Sherman Clarke said...

As I wandered the streets of New Orleans yesterday, I was thinking about your post. Part of the day was spent in the serenity of the New Orleans Museum of Art, part along St Charles Avenue and in the Quarter, but also parts along Carrollton, Washington, Toledano, and Louisiana avenues as I walked a loop from the Quarter to NOMA to Xavier to St Charles. Prospect 2.0 was not really open yesterday but I did see the Francesco Vezzoli at the Piazza d'Italia and the William Pope.L at Xavier (it's a projection piece so daylight viewing is a bit empty and silly ... but maybe there's a YouTube of the projections).

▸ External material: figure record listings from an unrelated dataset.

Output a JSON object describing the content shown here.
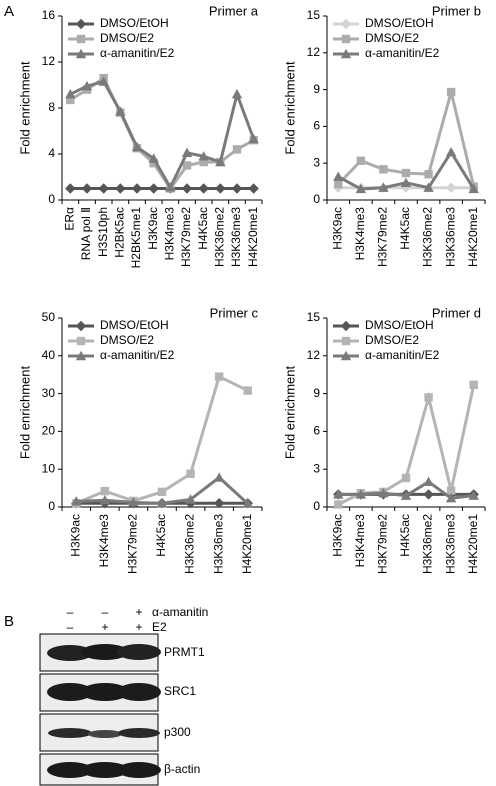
{
  "panel_labels": [
    "A",
    "B"
  ],
  "chart_data": [
    {
      "type": "line",
      "title": "Primer a",
      "ylabel": "Fold enrichment",
      "categories": [
        "ERα",
        "RNA pol Ⅱ",
        "H3S10ph",
        "H2BK5ac",
        "H2BK5me1",
        "H3K9ac",
        "H3K4me3",
        "H3K79me2",
        "H4K5ac",
        "H3K36me2",
        "H3K36me3",
        "H4K20me1"
      ],
      "ylim": [
        0,
        16
      ],
      "yticks": [
        0,
        4,
        8,
        12,
        16
      ],
      "legend": "top-left",
      "series": [
        {
          "name": "DMSO/EtOH",
          "color": "#555555",
          "marker": "diamond",
          "values": [
            1,
            1,
            1,
            1,
            1,
            1,
            1,
            1,
            1,
            1,
            1,
            1
          ]
        },
        {
          "name": "DMSO/E2",
          "color": "#acacac",
          "marker": "square",
          "values": [
            8.7,
            9.6,
            10.6,
            7.6,
            4.5,
            3.2,
            1.0,
            3.0,
            3.3,
            3.3,
            4.4,
            5.2
          ]
        },
        {
          "name": "α-amanitin/E2",
          "color": "#7a7a7a",
          "marker": "triangle",
          "values": [
            9.2,
            9.9,
            10.3,
            7.7,
            4.6,
            3.6,
            1.1,
            4.1,
            3.8,
            3.3,
            9.2,
            5.3
          ]
        }
      ]
    },
    {
      "type": "line",
      "title": "Primer b",
      "ylabel": "Fold enrichment",
      "categories": [
        "H3K9ac",
        "H3K4me3",
        "H3K79me2",
        "H4K5ac",
        "H3K36me2",
        "H3K36me3",
        "H4K20me1"
      ],
      "ylim": [
        0,
        15
      ],
      "yticks": [
        0,
        3,
        6,
        9,
        12,
        15
      ],
      "legend": "top-left",
      "series": [
        {
          "name": "DMSO/EtOH",
          "color": "#d4d4d4",
          "marker": "diamond",
          "values": [
            1,
            1,
            1,
            1,
            1,
            1,
            1
          ]
        },
        {
          "name": "DMSO/E2",
          "color": "#acacac",
          "marker": "square",
          "values": [
            1.3,
            3.2,
            2.5,
            2.2,
            2.1,
            8.8,
            1.1
          ]
        },
        {
          "name": "α-amanitin/E2",
          "color": "#7a7a7a",
          "marker": "triangle",
          "values": [
            1.9,
            0.9,
            1.0,
            1.4,
            1.0,
            3.9,
            0.9
          ]
        }
      ]
    },
    {
      "type": "line",
      "title": "Primer c",
      "ylabel": "Fold enrichment",
      "categories": [
        "H3K9ac",
        "H3K4me3",
        "H3K79me2",
        "H4K5ac",
        "H3K36me2",
        "H3K36me3",
        "H4K20me1"
      ],
      "ylim": [
        0,
        50
      ],
      "yticks": [
        0,
        10,
        20,
        30,
        40,
        50
      ],
      "legend": "top-left",
      "series": [
        {
          "name": "DMSO/EtOH",
          "color": "#555555",
          "marker": "diamond",
          "values": [
            1,
            1,
            1,
            1,
            1,
            1,
            1
          ]
        },
        {
          "name": "DMSO/E2",
          "color": "#b4b4b4",
          "marker": "square",
          "values": [
            1.0,
            4.2,
            1.6,
            4.0,
            8.8,
            34.5,
            30.8
          ]
        },
        {
          "name": "α-amanitin/E2",
          "color": "#7a7a7a",
          "marker": "triangle",
          "values": [
            1.5,
            1.8,
            1.2,
            1.0,
            2.0,
            7.8,
            0.9
          ]
        }
      ]
    },
    {
      "type": "line",
      "title": "Primer d",
      "ylabel": "Fold enrichment",
      "categories": [
        "H3K9ac",
        "H3K4me3",
        "H3K79me2",
        "H4K5ac",
        "H3K36me2",
        "H3K36me3",
        "H4K20me1"
      ],
      "ylim": [
        0,
        15
      ],
      "yticks": [
        0,
        3,
        6,
        9,
        12,
        15
      ],
      "legend": "top-left",
      "series": [
        {
          "name": "DMSO/EtOH",
          "color": "#555555",
          "marker": "diamond",
          "values": [
            1,
            1,
            1,
            1,
            1,
            1,
            1
          ]
        },
        {
          "name": "DMSO/E2",
          "color": "#b4b4b4",
          "marker": "square",
          "values": [
            0.2,
            1.1,
            1.2,
            2.3,
            8.7,
            1.3,
            9.7
          ]
        },
        {
          "name": "α-amanitin/E2",
          "color": "#7a7a7a",
          "marker": "triangle",
          "values": [
            1.0,
            1.0,
            1.1,
            0.9,
            2.0,
            0.7,
            0.9
          ]
        }
      ]
    }
  ],
  "blot": {
    "treatments": [
      {
        "name": "α-amanitin",
        "signs": [
          "–",
          "–",
          "+"
        ]
      },
      {
        "name": "E2",
        "signs": [
          "–",
          "+",
          "+"
        ]
      }
    ],
    "proteins": [
      "PRMT1",
      "SRC1",
      "p300",
      "β-actin"
    ]
  }
}
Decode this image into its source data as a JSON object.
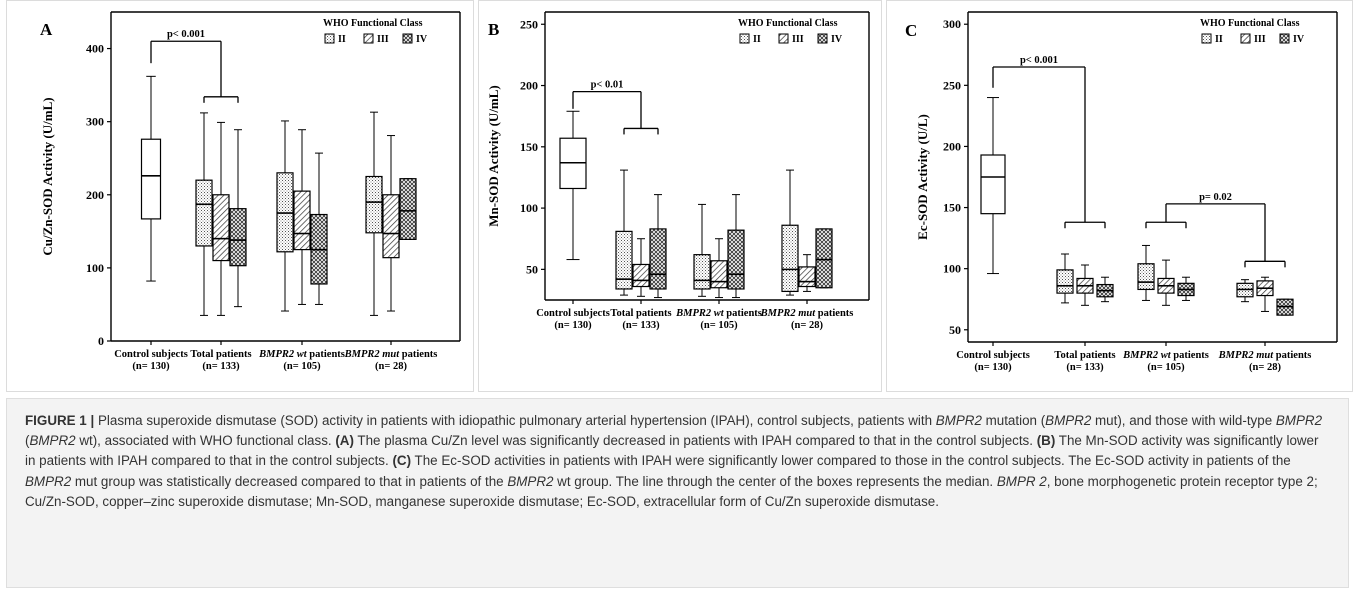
{
  "figure": {
    "caption_label": "FIGURE 1 |",
    "caption_segments": [
      {
        "t": "Plasma superoxide dismutase (SOD) activity in patients with idiopathic pulmonary arterial hypertension (IPAH), control subjects, patients with "
      },
      {
        "t": "BMPR2",
        "s": "i"
      },
      {
        "t": " mutation ("
      },
      {
        "t": "BMPR2",
        "s": "i"
      },
      {
        "t": " mut), and those with wild-type "
      },
      {
        "t": "BMPR2",
        "s": "i"
      },
      {
        "t": " ("
      },
      {
        "t": "BMPR2",
        "s": "i"
      },
      {
        "t": " wt), associated with WHO functional class. "
      },
      {
        "t": "(A)",
        "s": "b"
      },
      {
        "t": " The plasma Cu/Zn level was significantly decreased in patients with IPAH compared to that in the control subjects. "
      },
      {
        "t": "(B)",
        "s": "b"
      },
      {
        "t": " The Mn-SOD activity was significantly lower in patients with IPAH compared to that in the control subjects. "
      },
      {
        "t": "(C)",
        "s": "b"
      },
      {
        "t": " The Ec-SOD activities in patients with IPAH were significantly lower compared to those in the control subjects. The Ec-SOD activity in patients of the "
      },
      {
        "t": "BMPR2",
        "s": "i"
      },
      {
        "t": " mut group was statistically decreased compared to that in patients of the "
      },
      {
        "t": "BMPR2",
        "s": "i"
      },
      {
        "t": " wt group. The line through the center of the boxes represents the median. "
      },
      {
        "t": "BMPR 2",
        "s": "i"
      },
      {
        "t": ", bone morphogenetic protein receptor type 2; Cu/Zn-SOD, copper–zinc superoxide dismutase; Mn-SOD, manganese superoxide dismutase; Ec-SOD, extracellular form of Cu/Zn superoxide dismutase."
      }
    ]
  },
  "chart_data": [
    {
      "type": "box",
      "panel_label": "A",
      "ylabel": "Cu/Zn-SOD Activity (U/mL)",
      "ylim": [
        0,
        450
      ],
      "yticks": [
        0,
        100,
        200,
        300,
        400
      ],
      "legend": {
        "title": "WHO Functional Class",
        "items": [
          "II",
          "III",
          "IV"
        ],
        "placement": "top-right"
      },
      "groups": [
        {
          "line1": "Control subjects",
          "italic": "",
          "line2": "(n= 130)"
        },
        {
          "line1": "Total patients",
          "italic": "",
          "line2": "(n= 133)"
        },
        {
          "line1": " patients",
          "italic": "BMPR2 wt",
          "line2": "(n= 105)"
        },
        {
          "line1": " patients",
          "italic": "BMPR2 mut",
          "line2": "(n= 28)"
        }
      ],
      "boxes": [
        {
          "group": 0,
          "class": "control",
          "min": 82,
          "q1": 167,
          "median": 226,
          "q3": 276,
          "max": 362
        },
        {
          "group": 1,
          "class": "II",
          "min": 35,
          "q1": 130,
          "median": 187,
          "q3": 220,
          "max": 312
        },
        {
          "group": 1,
          "class": "III",
          "min": 35,
          "q1": 110,
          "median": 140,
          "q3": 200,
          "max": 299
        },
        {
          "group": 1,
          "class": "IV",
          "min": 47,
          "q1": 103,
          "median": 138,
          "q3": 181,
          "max": 289
        },
        {
          "group": 2,
          "class": "II",
          "min": 41,
          "q1": 122,
          "median": 175,
          "q3": 230,
          "max": 301
        },
        {
          "group": 2,
          "class": "III",
          "min": 50,
          "q1": 125,
          "median": 147,
          "q3": 205,
          "max": 289
        },
        {
          "group": 2,
          "class": "IV",
          "min": 50,
          "q1": 78,
          "median": 125,
          "q3": 173,
          "max": 257
        },
        {
          "group": 3,
          "class": "II",
          "min": 35,
          "q1": 148,
          "median": 190,
          "q3": 225,
          "max": 313
        },
        {
          "group": 3,
          "class": "III",
          "min": 41,
          "q1": 114,
          "median": 147,
          "q3": 200,
          "max": 281
        },
        {
          "group": 3,
          "class": "IV",
          "min": 139,
          "q1": 139,
          "median": 178,
          "q3": 222,
          "max": 222
        }
      ],
      "annotations": [
        {
          "text": "p< 0.001",
          "from_group": 0,
          "to_group": 1,
          "from_y": 380,
          "to_y": 334,
          "bar_y": 410
        }
      ]
    },
    {
      "type": "box",
      "panel_label": "B",
      "ylabel": "Mn-SOD Activity (U/mL)",
      "ylim": [
        25,
        260
      ],
      "yticks": [
        50,
        100,
        150,
        200,
        250
      ],
      "legend": {
        "title": "WHO Functional Class",
        "items": [
          "II",
          "III",
          "IV"
        ],
        "placement": "top-right"
      },
      "groups": [
        {
          "line1": "Control subjects",
          "italic": "",
          "line2": "(n= 130)"
        },
        {
          "line1": "Total patients",
          "italic": "",
          "line2": "(n= 133)"
        },
        {
          "line1": " patients",
          "italic": "BMPR2 wt",
          "line2": "(n= 105)"
        },
        {
          "line1": " patients",
          "italic": "BMPR2 mut",
          "line2": "(n= 28)"
        }
      ],
      "boxes": [
        {
          "group": 0,
          "class": "control",
          "min": 58,
          "q1": 116,
          "median": 137,
          "q3": 157,
          "max": 179
        },
        {
          "group": 1,
          "class": "II",
          "min": 29,
          "q1": 34,
          "median": 42,
          "q3": 81,
          "max": 131
        },
        {
          "group": 1,
          "class": "III",
          "min": 28,
          "q1": 36,
          "median": 41,
          "q3": 54,
          "max": 75
        },
        {
          "group": 1,
          "class": "IV",
          "min": 27,
          "q1": 34,
          "median": 46,
          "q3": 83,
          "max": 111
        },
        {
          "group": 2,
          "class": "II",
          "min": 28,
          "q1": 34,
          "median": 41,
          "q3": 62,
          "max": 103
        },
        {
          "group": 2,
          "class": "III",
          "min": 27,
          "q1": 35,
          "median": 40,
          "q3": 57,
          "max": 75
        },
        {
          "group": 2,
          "class": "IV",
          "min": 27,
          "q1": 34,
          "median": 46,
          "q3": 82,
          "max": 111
        },
        {
          "group": 3,
          "class": "II",
          "min": 29,
          "q1": 32,
          "median": 50,
          "q3": 86,
          "max": 131
        },
        {
          "group": 3,
          "class": "III",
          "min": 32,
          "q1": 36,
          "median": 40,
          "q3": 52,
          "max": 62
        },
        {
          "group": 3,
          "class": "IV",
          "min": 35,
          "q1": 35,
          "median": 58,
          "q3": 83,
          "max": 83
        }
      ],
      "annotations": [
        {
          "text": "p< 0.01",
          "from_group": 0,
          "to_group": 1,
          "from_y": 181,
          "to_y": 165,
          "bar_y": 195
        }
      ]
    },
    {
      "type": "box",
      "panel_label": "C",
      "ylabel": "Ec-SOD Activity (U/L)",
      "ylim": [
        40,
        310
      ],
      "yticks": [
        50,
        100,
        150,
        200,
        250,
        300
      ],
      "legend": {
        "title": "WHO Functional Class",
        "items": [
          "II",
          "III",
          "IV"
        ],
        "placement": "top-right"
      },
      "groups": [
        {
          "line1": "Control subjects",
          "italic": "",
          "line2": "(n= 130)"
        },
        {
          "line1": "Total patients",
          "italic": "",
          "line2": "(n= 133)"
        },
        {
          "line1": " patients",
          "italic": "BMPR2 wt",
          "line2": "(n= 105)"
        },
        {
          "line1": " patients",
          "italic": "BMPR2 mut",
          "line2": "(n= 28)"
        }
      ],
      "boxes": [
        {
          "group": 0,
          "class": "control",
          "min": 96,
          "q1": 145,
          "median": 175,
          "q3": 193,
          "max": 240
        },
        {
          "group": 1,
          "class": "II",
          "min": 72,
          "q1": 80,
          "median": 86,
          "q3": 99,
          "max": 112
        },
        {
          "group": 1,
          "class": "III",
          "min": 70,
          "q1": 80,
          "median": 86,
          "q3": 92,
          "max": 103
        },
        {
          "group": 1,
          "class": "IV",
          "min": 73,
          "q1": 77,
          "median": 82,
          "q3": 87,
          "max": 93
        },
        {
          "group": 2,
          "class": "II",
          "min": 74,
          "q1": 83,
          "median": 89,
          "q3": 104,
          "max": 119
        },
        {
          "group": 2,
          "class": "III",
          "min": 70,
          "q1": 80,
          "median": 86,
          "q3": 92,
          "max": 107
        },
        {
          "group": 2,
          "class": "IV",
          "min": 74,
          "q1": 78,
          "median": 83,
          "q3": 88,
          "max": 93
        },
        {
          "group": 3,
          "class": "II",
          "min": 73,
          "q1": 77,
          "median": 83,
          "q3": 88,
          "max": 91
        },
        {
          "group": 3,
          "class": "III",
          "min": 65,
          "q1": 78,
          "median": 84,
          "q3": 90,
          "max": 93
        },
        {
          "group": 3,
          "class": "IV",
          "min": 62,
          "q1": 62,
          "median": 69,
          "q3": 75,
          "max": 75
        }
      ],
      "annotations": [
        {
          "text": "p< 0.001",
          "from_group": 0,
          "to_group": 1,
          "from_y": 248,
          "to_y": 138,
          "bar_y": 265
        },
        {
          "text": "p= 0.02",
          "from_group": 2,
          "to_group": 3,
          "from_y": 138,
          "to_y": 106,
          "bar_y": 153
        }
      ]
    }
  ]
}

Oh, New Orleans has had more than 100 murders already this year. I can't remember the exact number I read but it's already as many as last year. Still, it's less than one every three days or something like that. What are the chances you'll be in the wrong place at the wrong time?

bklynbiblio said...

Sherman, thanks for this. It helps put it in perspective for sure. I can't help but think of New Orleans as an actual "city" however, and it never really had a period when it was a safe city, so it surprises me less in that sense to hear about the number of murders & crimes. However, it seems like New Haven only exists because of Yale, and you'd think the two existed as two separate cities unto themselves. I imagine part of my problem is that I have this vision of New Haven and other parts of CT as bucolic New England villages, but clearly that isn't the case. I'd like to think that maybe it will change here, that people are more aware and want it to change, but who knows.